Polly and Roger Trent always looked forward with the greatest pleasure to Sunday, for they generally spent the afternoon of that day in their father's company. If the weather was fine he took them for a long walk in the country, past the clay works which lay directly on the outskirts of Beaworthy, to the beautiful lanes and woods beyond; if, on the contrary, it was wet and they were obliged to remain in the house, he read to them or told them stories. In that way they had become familiar with Bible history before they could read themselves; and at a little later date they had listened to the entrancing history of "The Pilgrim's Progress." They had followed Christian's journey with all its dangers and difficulties along the King's highway right onward to the celestial city; they had gloried in the fight between Christian and Apollyon in the valley of Humiliation, and had insisted every time their father had recounted it to them of a minute description of the fiend—the monster hideous to behold, clothed with scales like a fish, and wings like a dragon, and feet like a horse, and a mouth like a lion! And they had shed bitter tears over the martyrdom of Faithful, though they had never failed to brighten at the account of the chariot and horses which had borne him with the sound of trumpet through the clouds to the celestial gate into the presence of the King in His beauty.

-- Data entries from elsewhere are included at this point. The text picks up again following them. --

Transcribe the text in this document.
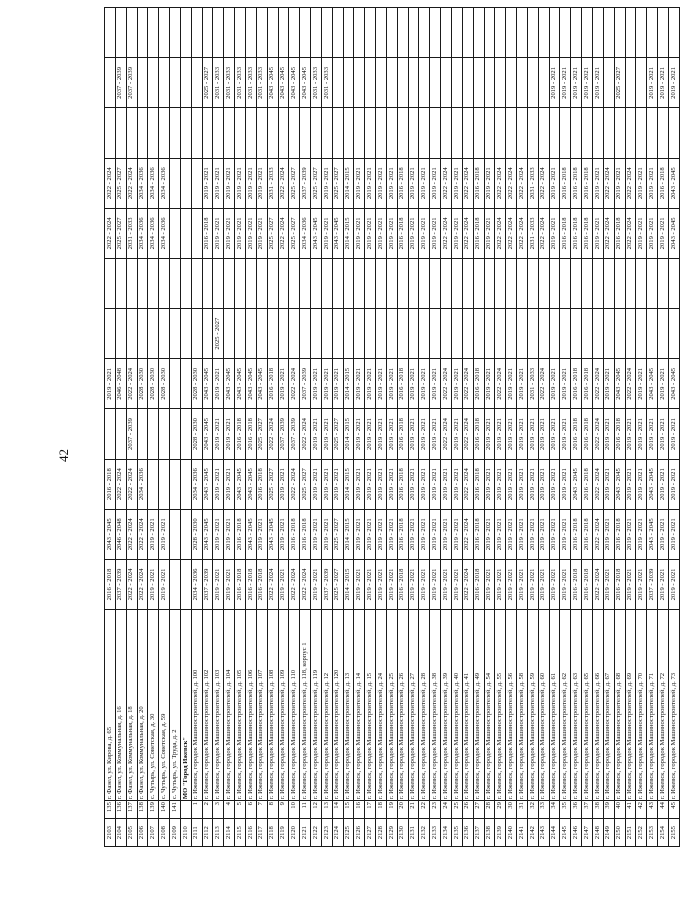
42
2103	135	г. Фазел, ул. Кирова, д. 65	2016 - 2018	2043 - 2045	2016 - 2018		2019 - 2021			2022 - 2024	2022 - 2024			
2104	136	г. Фазел, ул. Коммунальная, д. 16	2037 - 2039	2046 - 2048	2022 - 2024		2046 - 2048			2025 - 2027	2025 - 2027		2037 - 2039	
2105	137	г. Фазел, ул. Коммунальная, д. 18	2022 - 2024	2022 - 2024	2022 - 2024	2037 - 2039	2022 - 2024			2031 - 2033	2022 - 2024		2037 - 2039	
2106	138	г. Фазел, ул. Коммунальная, д. 20	2022 - 2024	2022 - 2024	2034 - 2036		2028 - 2030			2034 - 2036	2034 - 2036			
2107	139	с. Чутырь, ул. Советская, д. 30	2019 - 2021	2019 - 2021			2028 - 2030			2034 - 2036	2034 - 2036			
2108	140	с. Чутырь, ул. Советская, д. 59	2019 - 2021	2019 - 2021			2028 - 2030			2034 - 2036	2034 - 2036			
2109	141	с. Чутырь, ул. Труда, д. 2												
2110		МО "Город Ижевск"												
2111	1	г. Ижевск, городок Машиностроителей, д. 100	2034 - 2036	2028 - 2030	2034 - 2036	2028 - 2030	2028 - 2030							
2112	2	г. Ижевск, городок Машиностроителей, д. 102	2037 - 2039	2043 - 2045	2043 - 2045	2043 - 2045	2043 - 2045			2016 - 2018	2019 - 2021		2025 - 2027	
2113	3	г. Ижевск, городок Машиностроителей, д. 103	2019 - 2021	2019 - 2021	2019 - 2021	2019 - 2021	2019 - 2021	2025 - 2027		2019 - 2021	2019 - 2021		2031 - 2033	
2114	4	г. Ижевск, городок Машиностроителей, д. 104	2019 - 2021	2019 - 2021	2019 - 2021	2019 - 2021	2043 - 2045			2019 - 2021	2019 - 2021		2031 - 2033	
2115	5	г. Ижевск, городок Машиностроителей, д. 105	2016 - 2018	2016 - 2018	2043 - 2045	2016 - 2018	2043 - 2045			2019 - 2021	2019 - 2021		2031 - 2033	
2116	6	г. Ижевск, городок Машиностроителей, д. 106	2016 - 2018	2043 - 2045	2043 - 2045	2016 - 2018	2043 - 2045			2019 - 2021	2019 - 2021		2031 - 2033	
2117	7	г. Ижевск, городок Машиностроителей, д. 107	2016 - 2018	2019 - 2021	2016 - 2018	2025 - 2027	2043 - 2045			2019 - 2021	2019 - 2021		2031 - 2033	
2118	8	г. Ижевск, городок Машиностроителей, д. 108	2022 - 2024	2043 - 2045	2025 - 2027	2022 - 2024	2016 - 2018			2025 - 2027	2031 - 2033		2043 - 2045	
2119	9	г. Ижевск, городок Машиностроителей, д. 109	2019 - 2021	2019 - 2021	2019 - 2021	2037 - 2039	2019 - 2021			2022 - 2024	2022 - 2024		2043 - 2045	
2120	10	г. Ижевск, городок Машиностроителей, д. 110	2022 - 2024	2016 - 2018	2022 - 2024	2037 - 2039	2022 - 2024			2025 - 2027	2025 - 2027		2043 - 2045	
2121	11	г. Ижевск, городок Машиностроителей, д. 118, корпус 1	2022 - 2024	2016 - 2018	2025 - 2027	2022 - 2024	2037 - 2039			2034 - 2036	2037 - 2039		2043 - 2045	
2122	12	г. Ижевск, городок Машиностроителей, д. 119	2019 - 2021	2019 - 2021	2019 - 2021	2019 - 2021	2019 - 2021			2043 - 2045	2025 - 2027		2031 - 2033	
2123	13	г. Ижевск, городок Машиностроителей, д. 12	2037 - 2039	2019 - 2021	2019 - 2021	2019 - 2021	2019 - 2021			2019 - 2021	2019 - 2021		2031 - 2033	
2124	14	г. Ижевск, городок Машиностроителей, д. 120	2025 - 2027	2025 - 2027	2019 - 2021	2025 - 2027	2019 - 2021			2043 - 2045	2025 - 2027			
2125	15	г. Ижевск, городок Машиностроителей, д. 13	2014 - 2015	2014 - 2015	2014 - 2015	2014 - 2015	2014 - 2015			2014 - 2015	2014 - 2015			
2126	16	г. Ижевск, городок Машиностроителей, д. 14	2019 - 2021	2019 - 2021	2019 - 2021	2019 - 2021	2019 - 2021			2019 - 2021	2019 - 2021			
2127	17	г. Ижевск, городок Машиностроителей, д. 15	2019 - 2021	2019 - 2021	2019 - 2021	2019 - 2021	2019 - 2021			2019 - 2021	2019 - 2021			
2128	18	г. Ижевск, городок Машиностроителей, д. 24	2019 - 2021	2019 - 2021	2019 - 2021	2019 - 2021	2019 - 2021			2019 - 2021	2019 - 2021			
2129	19	г. Ижевск, городок Машиностроителей, д. 25	2019 - 2021	2019 - 2021	2019 - 2021	2019 - 2021	2019 - 2021			2019 - 2021	2019 - 2021			
2130	20	г. Ижевск, городок Машиностроителей, д. 26	2016 - 2018	2016 - 2018	2016 - 2018	2016 - 2018	2016 - 2018			2016 - 2018	2016 - 2018			
2131	21	г. Ижевск, городок Машиностроителей, д. 27	2019 - 2021	2019 - 2021	2019 - 2021	2019 - 2021	2019 - 2021			2019 - 2021	2019 - 2021			
2132	22	г. Ижевск, городок Машиностроителей, д. 28	2019 - 2021	2019 - 2021	2019 - 2021	2019 - 2021	2019 - 2021			2019 - 2021	2019 - 2021			
2133	23	г. Ижевск, городок Машиностроителей, д. 38	2019 - 2021	2019 - 2021	2019 - 2021	2019 - 2021	2019 - 2021			2019 - 2021	2019 - 2021			
2134	24	г. Ижевск, городок Машиностроителей, д. 39	2019 - 2021	2019 - 2021	2019 - 2021	2022 - 2024	2022 - 2024			2022 - 2024	2022 - 2024			
2135	25	г. Ижевск, городок Машиностроителей, д. 40	2019 - 2021	2019 - 2021	2019 - 2021	2019 - 2021	2019 - 2021			2019 - 2021	2019 - 2021			
2136	26	г. Ижевск, городок Машиностроителей, д. 41	2022 - 2024	2022 - 2024	2022 - 2024	2022 - 2024	2022 - 2024			2022 - 2024	2022 - 2024			
2137	27	г. Ижевск, городок Машиностроителей, д. 49	2016 - 2018	2016 - 2018	2016 - 2018	2016 - 2018	2016 - 2018			2016 - 2018	2016 - 2018			
2138	28	г. Ижевск, городок Машиностроителей, д. 54	2019 - 2021	2019 - 2021	2019 - 2021	2019 - 2021	2019 - 2021			2019 - 2021	2019 - 2021			
2139	29	г. Ижевск, городок Машиностроителей, д. 55	2019 - 2021	2019 - 2021	2019 - 2021	2019 - 2021	2022 - 2024			2022 - 2024	2022 - 2024			
2140	30	г. Ижевск, городок Машиностроителей, д. 56	2019 - 2021	2019 - 2021	2019 - 2021	2019 - 2021	2019 - 2021			2022 - 2024	2022 - 2024			
2141	31	г. Ижевск, городок Машиностроителей, д. 58	2019 - 2021	2019 - 2021	2019 - 2021	2019 - 2021	2019 - 2021			2022 - 2024	2022 - 2024			
2142	32	г. Ижевск, городок Машиностроителей, д. 59	2019 - 2021	2019 - 2021	2019 - 2021	2019 - 2021	2031 - 2033			2031 - 2033	2031 - 2033			
2143	33	г. Ижевск, городок Машиностроителей, д. 60	2019 - 2021	2019 - 2021	2019 - 2021	2019 - 2021	2022 - 2024			2022 - 2024	2022 - 2024			
2144	34	г. Ижевск, городок Машиностроителей, д. 61	2019 - 2021	2019 - 2021	2019 - 2021	2019 - 2021	2019 - 2021			2019 - 2021	2019 - 2021		2019 - 2021	
2145	35	г. Ижевск, городок Машиностроителей, д. 62	2019 - 2021	2019 - 2021	2019 - 2021	2019 - 2021	2019 - 2021			2016 - 2018	2016 - 2018		2019 - 2021	
2146	36	г. Ижевск, городок Машиностроителей, д. 63	2016 - 2018	2016 - 2018	2043 - 2045	2016 - 2018	2016 - 2018			2016 - 2018	2016 - 2018		2019 - 2021	
2147	37	г. Ижевск, городок Машиностроителей, д. 65	2016 - 2018	2016 - 2018	2016 - 2018	2016 - 2018	2016 - 2018			2016 - 2018	2016 - 2018		2019 - 2021	
2148	38	г. Ижевск, городок Машиностроителей, д. 66	2022 - 2024	2022 - 2024	2022 - 2024	2022 - 2024	2022 - 2024			2019 - 2021	2019 - 2021		2019 - 2021	
2149	39	г. Ижевск, городок Машиностроителей, д. 67	2019 - 2021	2019 - 2021	2019 - 2021	2019 - 2021	2019 - 2021			2022 - 2024	2022 - 2024			
2150	40	г. Ижевск, городок Машиностроителей, д. 68	2016 - 2018	2016 - 2018	2043 - 2045	2016 - 2018	2043 - 2045			2016 - 2018	2019 - 2021		2025 - 2027	
2151	41	г. Ижевск, городок Машиностроителей, д. 69	2019 - 2021	2019 - 2021	2019 - 2021	2019 - 2021	2022 - 2024			2022 - 2024	2022 - 2024			
2152	42	г. Ижевск, городок Машиностроителей, д. 70	2019 - 2021	2019 - 2021	2019 - 2021	2019 - 2021	2019 - 2021			2019 - 2021	2019 - 2021			
2153	43	г. Ижевск, городок Машиностроителей, д. 71	2037 - 2039	2043 - 2045	2043 - 2045	2019 - 2021	2043 - 2045			2019 - 2021	2019 - 2021		2019 - 2021	
2154	44	г. Ижевск, городок Машиностроителей, д. 72	2019 - 2021	2019 - 2021	2019 - 2021	2019 - 2021	2019 - 2021			2019 - 2021	2016 - 2018		2019 - 2021	
2155	45	г. Ижевск, городок Машиностроителей, д. 73	2019 - 2021	2019 - 2021	2019 - 2021	2019 - 2021	2043 - 2045			2043 - 2045	2043 - 2045		2019 - 2021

"I hate Sundays," Edgar Marsh had told Roger on one occasion, much to the latter's surprise; "it's such a stupid day. I go to church with mother and father in the morning, I don't mind that; but in the afternoon I never know what to do with myself: father generally shuts himself up in his study and tells me not to bother him—I suppose he goes to sleep—and mother reads in the drawing-room. Don't you hate Sundays, too?"

"No, indeed!" Roger had answered; and then he had told a great deal about the delightful Sunday afternoons he was in the habit of spending, and Edgar had listened more than a little enviously.

The afternoon following Roger's visit to the Rookery found Edgar in a very discontented state of mind. As usual, his father had betaken himself to his study, and his mother had settled herself comfortably in an easy chair near the drawing-room fire, a book of sermons in her hand. The little boy, standing disconsolately by the window, looking out on the velvety lawn, the grass of which was beginning to spring fresh and green, was debating how he should pass the two hours which must elapse before tea-time, when Mrs. Marsh inquired:

"Why do you not take a book and read, my dear? There are some very pretty stories suitable for Sunday reading in that book I gave you for a New Year's present."

"I hate reading," was the ill-tempered response, "especially babyish stories; and I hate Sundays—"

"It's very naughty of you to say so," Mrs. Marsh interposed reprovingly, shaking her head at him.

"I do hate Sundays," he persisted, "because I never know what to do, and you won't let me play. Uncle Martin takes Polly and Roger for walks on Sunday afternoons, or tells them stories—stories with some sense in them. I wish my father was like Uncle Martin; but father never goes for walks or—"

"You must remember he is an older man than your uncle," Mrs. Marsh broke in quickly, "and he is so wrapped up in business affairs that he has little time to spare for anything else."

"But he doesn't do business on Sunday, mother."